第2章 幼馴染の彼と私
「これをやるから、機嫌直せ」
「私そんな顔してた……?」
「ああ、してた。俺に向かって、いい度胸だよ」
「征十郎だからだよ」
そう微笑めば、征十郎は視線を逸らして紙パックを押し付けた。中身は私が昔から好きな、カフェオレ。
「今日の放課後、バスケ部を見学しに来ないか?」
「珍しいね、征十郎からバスケ部の話が出るなんて」
「ただの気まぐれだよ。紫原にも会えると思うけど?」
「(敦君に、か……)」
一瞬悩んでみる。けれど、そういえば今日は図書館で人と勉強をする約束をしたいたことを思い出す。

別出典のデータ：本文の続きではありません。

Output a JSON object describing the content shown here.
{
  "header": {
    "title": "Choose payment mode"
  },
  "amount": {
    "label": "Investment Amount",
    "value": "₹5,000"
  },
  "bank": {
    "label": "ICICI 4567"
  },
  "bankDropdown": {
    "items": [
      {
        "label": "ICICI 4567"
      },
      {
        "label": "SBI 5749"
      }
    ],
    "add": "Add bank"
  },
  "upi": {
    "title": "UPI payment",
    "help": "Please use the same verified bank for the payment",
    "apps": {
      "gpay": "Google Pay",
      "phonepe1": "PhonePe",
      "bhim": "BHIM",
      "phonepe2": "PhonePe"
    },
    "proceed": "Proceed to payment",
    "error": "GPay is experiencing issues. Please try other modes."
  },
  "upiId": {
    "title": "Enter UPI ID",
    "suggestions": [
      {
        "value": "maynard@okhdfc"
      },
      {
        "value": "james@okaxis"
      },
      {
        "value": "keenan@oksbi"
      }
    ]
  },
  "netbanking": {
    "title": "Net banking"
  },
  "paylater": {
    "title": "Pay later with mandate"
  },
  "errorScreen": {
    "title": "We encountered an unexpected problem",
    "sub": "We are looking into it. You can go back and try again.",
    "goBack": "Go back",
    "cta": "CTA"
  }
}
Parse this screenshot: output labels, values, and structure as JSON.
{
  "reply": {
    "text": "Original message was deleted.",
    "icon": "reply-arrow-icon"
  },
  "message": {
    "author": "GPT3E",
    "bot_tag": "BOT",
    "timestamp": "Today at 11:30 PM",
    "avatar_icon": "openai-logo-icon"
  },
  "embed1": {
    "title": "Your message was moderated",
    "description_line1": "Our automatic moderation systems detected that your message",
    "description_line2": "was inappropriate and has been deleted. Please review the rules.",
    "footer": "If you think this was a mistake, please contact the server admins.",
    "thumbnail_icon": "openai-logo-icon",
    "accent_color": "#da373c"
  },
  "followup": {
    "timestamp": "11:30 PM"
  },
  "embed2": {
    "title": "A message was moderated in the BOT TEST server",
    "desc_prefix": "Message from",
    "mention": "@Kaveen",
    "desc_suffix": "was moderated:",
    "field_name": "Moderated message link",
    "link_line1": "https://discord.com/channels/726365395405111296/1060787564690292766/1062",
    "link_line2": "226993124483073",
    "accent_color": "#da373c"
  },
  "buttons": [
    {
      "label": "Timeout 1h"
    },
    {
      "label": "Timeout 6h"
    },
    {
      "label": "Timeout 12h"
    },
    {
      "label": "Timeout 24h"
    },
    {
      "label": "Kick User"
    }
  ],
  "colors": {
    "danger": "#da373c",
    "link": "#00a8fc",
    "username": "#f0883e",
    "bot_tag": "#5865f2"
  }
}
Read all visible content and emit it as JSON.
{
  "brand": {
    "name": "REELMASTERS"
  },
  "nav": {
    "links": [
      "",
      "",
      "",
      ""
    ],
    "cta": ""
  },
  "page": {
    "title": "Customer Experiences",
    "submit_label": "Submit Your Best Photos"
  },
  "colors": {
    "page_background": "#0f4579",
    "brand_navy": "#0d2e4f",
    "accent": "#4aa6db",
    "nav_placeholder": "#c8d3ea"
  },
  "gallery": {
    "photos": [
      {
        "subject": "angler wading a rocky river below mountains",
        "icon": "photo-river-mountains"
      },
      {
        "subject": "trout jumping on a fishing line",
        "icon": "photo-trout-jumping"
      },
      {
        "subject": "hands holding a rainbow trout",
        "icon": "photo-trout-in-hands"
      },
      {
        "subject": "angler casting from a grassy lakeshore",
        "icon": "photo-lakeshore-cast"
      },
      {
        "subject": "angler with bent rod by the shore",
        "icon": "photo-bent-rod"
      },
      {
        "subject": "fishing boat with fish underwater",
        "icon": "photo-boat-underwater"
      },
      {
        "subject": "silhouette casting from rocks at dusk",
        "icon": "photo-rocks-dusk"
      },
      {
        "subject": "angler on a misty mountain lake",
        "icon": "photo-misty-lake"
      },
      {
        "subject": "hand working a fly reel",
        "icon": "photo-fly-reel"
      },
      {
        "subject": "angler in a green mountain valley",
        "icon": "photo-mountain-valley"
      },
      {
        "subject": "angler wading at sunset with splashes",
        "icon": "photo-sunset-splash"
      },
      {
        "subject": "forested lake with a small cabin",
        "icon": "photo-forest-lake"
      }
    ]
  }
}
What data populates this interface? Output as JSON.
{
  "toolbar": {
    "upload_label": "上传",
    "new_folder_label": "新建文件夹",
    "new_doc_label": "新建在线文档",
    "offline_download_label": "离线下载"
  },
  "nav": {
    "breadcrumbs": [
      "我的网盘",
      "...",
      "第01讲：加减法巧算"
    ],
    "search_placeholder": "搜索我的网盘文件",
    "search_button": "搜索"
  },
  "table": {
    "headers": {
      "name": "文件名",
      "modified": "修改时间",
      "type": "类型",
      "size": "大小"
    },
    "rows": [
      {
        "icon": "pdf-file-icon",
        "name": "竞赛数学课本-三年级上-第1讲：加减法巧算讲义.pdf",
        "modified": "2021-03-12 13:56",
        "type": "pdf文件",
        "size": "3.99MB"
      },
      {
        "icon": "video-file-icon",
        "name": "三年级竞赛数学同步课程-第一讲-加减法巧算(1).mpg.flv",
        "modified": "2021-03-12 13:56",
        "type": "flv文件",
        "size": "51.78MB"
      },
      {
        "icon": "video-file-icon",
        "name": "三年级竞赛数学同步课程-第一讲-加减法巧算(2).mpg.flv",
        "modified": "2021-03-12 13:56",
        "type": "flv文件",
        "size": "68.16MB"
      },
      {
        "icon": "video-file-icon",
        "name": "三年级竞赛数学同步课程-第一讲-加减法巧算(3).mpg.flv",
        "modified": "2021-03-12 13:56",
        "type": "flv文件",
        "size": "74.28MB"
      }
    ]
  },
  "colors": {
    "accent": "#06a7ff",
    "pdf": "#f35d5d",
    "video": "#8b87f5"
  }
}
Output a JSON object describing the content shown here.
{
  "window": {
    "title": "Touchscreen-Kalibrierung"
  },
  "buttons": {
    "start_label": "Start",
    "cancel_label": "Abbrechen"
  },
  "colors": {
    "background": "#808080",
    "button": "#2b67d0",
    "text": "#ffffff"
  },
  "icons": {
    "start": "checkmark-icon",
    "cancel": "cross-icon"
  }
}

「ううん、嬉しいけど今回は遠慮しておく。今日は図書館で勉強の約束があるんだ」
「友達とかい?」
「友達というか、うーん。まぁ、図書館の常連同士、少し仲良くなった程度だよ」
「そう……。でもいずれおいでよ、きっと見てるだけでもうちのバスケ部は楽しめると思うよ」
「運動苦手だから、どうせ見てることしか出来ないけど」
ああ、そういえばこんなことをしている場合じゃなかった。
征十郎に再度お礼を口にして、私はもう一つ飲み物を買うべく自販機へと急いだ。教室に戻った頃には、真っ黒子様が暗黒の微笑みで私を待ち受けていたのは、言うまでもない。